Writer: R. Chambers LeHeup
Artist: Whitney Lejeune
Show: Vol. 1
I’d begged for war. Its romantic violence beat through my heart; coursed through every portion of me. The thrill of blood and victory sung me lullabies while I slept, while my waking hours were filled with fantasies of justified brutality. I wasn’t special. I was a Marine. A warrior. And people call us heroes.
I’d prepared myself for this. Hell, it was already a part of me, as it is in so many who don’t know better. And this, coupled with my training, had molded me into something steel, ready to wield hate and discontent like dragon flame. This training is what brought me to Kabul, and what brought me to a gun range several miles outside of the city itself. There we were conducting a live fire exercise with Army Special Forces using M16s and AT4 rocket launchers.
In Kabul, there are gangs of children who have run away from their homes, or whose parents have cast them out or had died, often very young themselves. These gangs aren’t malicious; they’re hungry, though the two can often be confused. Industrious and ambitious, these children scratch and pick and claw out a living through dust and giants in order to survive one day at a time. They were denied the luxury of childhood. And they were out on the range with us.
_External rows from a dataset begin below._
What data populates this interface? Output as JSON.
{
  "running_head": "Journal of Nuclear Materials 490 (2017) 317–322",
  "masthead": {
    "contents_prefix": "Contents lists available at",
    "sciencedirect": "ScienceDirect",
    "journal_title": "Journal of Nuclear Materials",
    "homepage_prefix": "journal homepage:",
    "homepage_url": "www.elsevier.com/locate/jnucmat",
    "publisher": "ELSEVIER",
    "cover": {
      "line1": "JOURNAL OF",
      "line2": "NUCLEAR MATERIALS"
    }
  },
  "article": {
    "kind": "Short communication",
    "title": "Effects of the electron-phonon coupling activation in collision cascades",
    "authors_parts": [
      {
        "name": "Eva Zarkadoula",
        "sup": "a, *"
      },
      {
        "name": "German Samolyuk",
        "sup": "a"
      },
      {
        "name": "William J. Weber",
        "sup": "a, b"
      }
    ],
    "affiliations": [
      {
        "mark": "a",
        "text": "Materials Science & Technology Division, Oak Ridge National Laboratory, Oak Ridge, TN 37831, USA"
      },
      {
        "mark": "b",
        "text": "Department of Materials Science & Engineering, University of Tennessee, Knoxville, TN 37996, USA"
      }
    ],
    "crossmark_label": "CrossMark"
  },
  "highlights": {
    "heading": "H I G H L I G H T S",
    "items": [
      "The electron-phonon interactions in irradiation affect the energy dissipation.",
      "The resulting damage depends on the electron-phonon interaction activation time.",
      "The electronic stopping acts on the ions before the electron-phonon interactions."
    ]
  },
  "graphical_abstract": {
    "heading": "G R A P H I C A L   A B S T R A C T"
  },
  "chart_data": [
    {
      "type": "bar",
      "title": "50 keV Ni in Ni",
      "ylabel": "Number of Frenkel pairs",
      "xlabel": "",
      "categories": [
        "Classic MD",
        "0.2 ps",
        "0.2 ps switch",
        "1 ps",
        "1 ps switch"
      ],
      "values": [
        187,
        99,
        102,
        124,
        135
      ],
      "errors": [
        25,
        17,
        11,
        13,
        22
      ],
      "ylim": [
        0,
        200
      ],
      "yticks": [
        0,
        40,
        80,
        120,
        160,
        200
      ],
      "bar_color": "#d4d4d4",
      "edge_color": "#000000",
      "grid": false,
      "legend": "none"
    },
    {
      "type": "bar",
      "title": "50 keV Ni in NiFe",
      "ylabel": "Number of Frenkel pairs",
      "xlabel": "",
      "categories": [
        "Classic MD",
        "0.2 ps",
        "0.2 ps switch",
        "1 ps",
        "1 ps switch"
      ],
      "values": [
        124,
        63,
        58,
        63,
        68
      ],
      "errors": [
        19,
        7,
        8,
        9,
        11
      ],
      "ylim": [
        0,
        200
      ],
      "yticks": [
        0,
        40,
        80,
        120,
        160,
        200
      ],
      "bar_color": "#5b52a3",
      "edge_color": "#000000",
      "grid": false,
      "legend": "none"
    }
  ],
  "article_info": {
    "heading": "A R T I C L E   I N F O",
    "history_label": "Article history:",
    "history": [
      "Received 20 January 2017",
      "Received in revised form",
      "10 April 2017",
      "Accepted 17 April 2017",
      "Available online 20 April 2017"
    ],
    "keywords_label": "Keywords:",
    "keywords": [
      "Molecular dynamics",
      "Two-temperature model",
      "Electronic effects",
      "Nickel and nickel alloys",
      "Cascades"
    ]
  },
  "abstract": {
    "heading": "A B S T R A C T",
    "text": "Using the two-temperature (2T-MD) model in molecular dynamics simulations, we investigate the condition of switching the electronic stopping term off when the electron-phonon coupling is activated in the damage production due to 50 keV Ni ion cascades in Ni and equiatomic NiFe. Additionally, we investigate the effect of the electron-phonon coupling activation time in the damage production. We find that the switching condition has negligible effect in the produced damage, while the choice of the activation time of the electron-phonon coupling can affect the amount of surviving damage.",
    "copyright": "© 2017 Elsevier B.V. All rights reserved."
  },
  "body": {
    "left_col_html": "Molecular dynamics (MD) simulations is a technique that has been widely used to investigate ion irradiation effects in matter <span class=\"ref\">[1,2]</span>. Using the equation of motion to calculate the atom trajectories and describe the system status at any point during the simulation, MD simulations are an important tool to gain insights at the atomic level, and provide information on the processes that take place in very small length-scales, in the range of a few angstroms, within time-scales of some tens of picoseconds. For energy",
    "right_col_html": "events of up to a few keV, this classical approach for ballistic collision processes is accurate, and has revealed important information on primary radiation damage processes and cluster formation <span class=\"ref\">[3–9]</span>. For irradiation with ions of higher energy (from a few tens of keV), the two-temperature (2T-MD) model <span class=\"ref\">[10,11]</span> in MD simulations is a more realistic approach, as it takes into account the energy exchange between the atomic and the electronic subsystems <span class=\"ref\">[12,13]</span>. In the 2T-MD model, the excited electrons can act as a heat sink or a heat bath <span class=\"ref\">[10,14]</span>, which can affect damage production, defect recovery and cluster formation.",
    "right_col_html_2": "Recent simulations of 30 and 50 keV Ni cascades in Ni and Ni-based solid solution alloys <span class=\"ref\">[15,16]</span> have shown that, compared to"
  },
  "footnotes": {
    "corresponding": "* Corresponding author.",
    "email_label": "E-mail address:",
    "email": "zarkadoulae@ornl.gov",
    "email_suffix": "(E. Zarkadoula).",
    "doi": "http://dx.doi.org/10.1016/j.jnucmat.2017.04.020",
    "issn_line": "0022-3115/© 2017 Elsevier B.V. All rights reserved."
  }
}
The brass casings that were ejected from the spent rounds of our M16s could be used in a number of different ways, melted down for a thousand different reasons. For this reason, the children were waiting with baited breath for the opportunity to fill their thin, empty pockets with brass turned to gold. So we obliged them. Thousands of rounds had peppered our targets and the side of the orange mountain beyond.
Our guns were spilling out what these children considered currency. After we had expended all our ammunition, we returned to our vans, leaving the Army Special Forces to finish at their own pace.
As soon as we got into our transport, the children flooded forward, ready to collect the candy of a metal pi ata. They didn’t know that there were still soldiers on the firing line. The soldiers reacted calmly enough, pelting the children with rocks, rather than opening fire on them and potentially hitting us. And so they ran away. All but one.
He walked over to our van clutching his stomach and making a face I at first thought was laughter. An then the rock fell out of his temple. It was about three inches in diameter and left a broken white hole with a red eye in the center of this 8-year-old’s forehead, which almost immediately filled with blood that ran down his face. He fell to his knees while another kid ran up and knelt behind him.
That country is anything but clean. There was no helping him. This child was going to die. And he knew it. And we watched. Too many things ran through my head as I saw him fall backwards. He wasn’t laughing. But every Marine in the van was.
It was a cacophony of mad gut-laughter, as though war were the joke and this child was the punch line. The chuckles floundered before they died, hiccups of jaded comments transitioning into a cold, dead silence. I’d like to think I was the exception, but I may have cracked an awkward smile, not wanting to reveal my concern for a situation I couldn’t have prevented, nor could help. This is war, after all, and concern is weakness.
And I was not weak. I wanted to rend the enemy in two with my teeth. I wanted to drink their blood to gain their strength and taste that sweet victory; to take all the shit the enemy could throw and respond stronger. Of course it was going to be hard. I was just going to be harder. The enemy had their methods and, by God, we had ours. So you can’t blame the soldiers, nor the marines. Not entirely. Any one of us could very well have done the same. And they laughed, and I smiled because it’s war and we were warriors. Just save the term “hero” for someone else.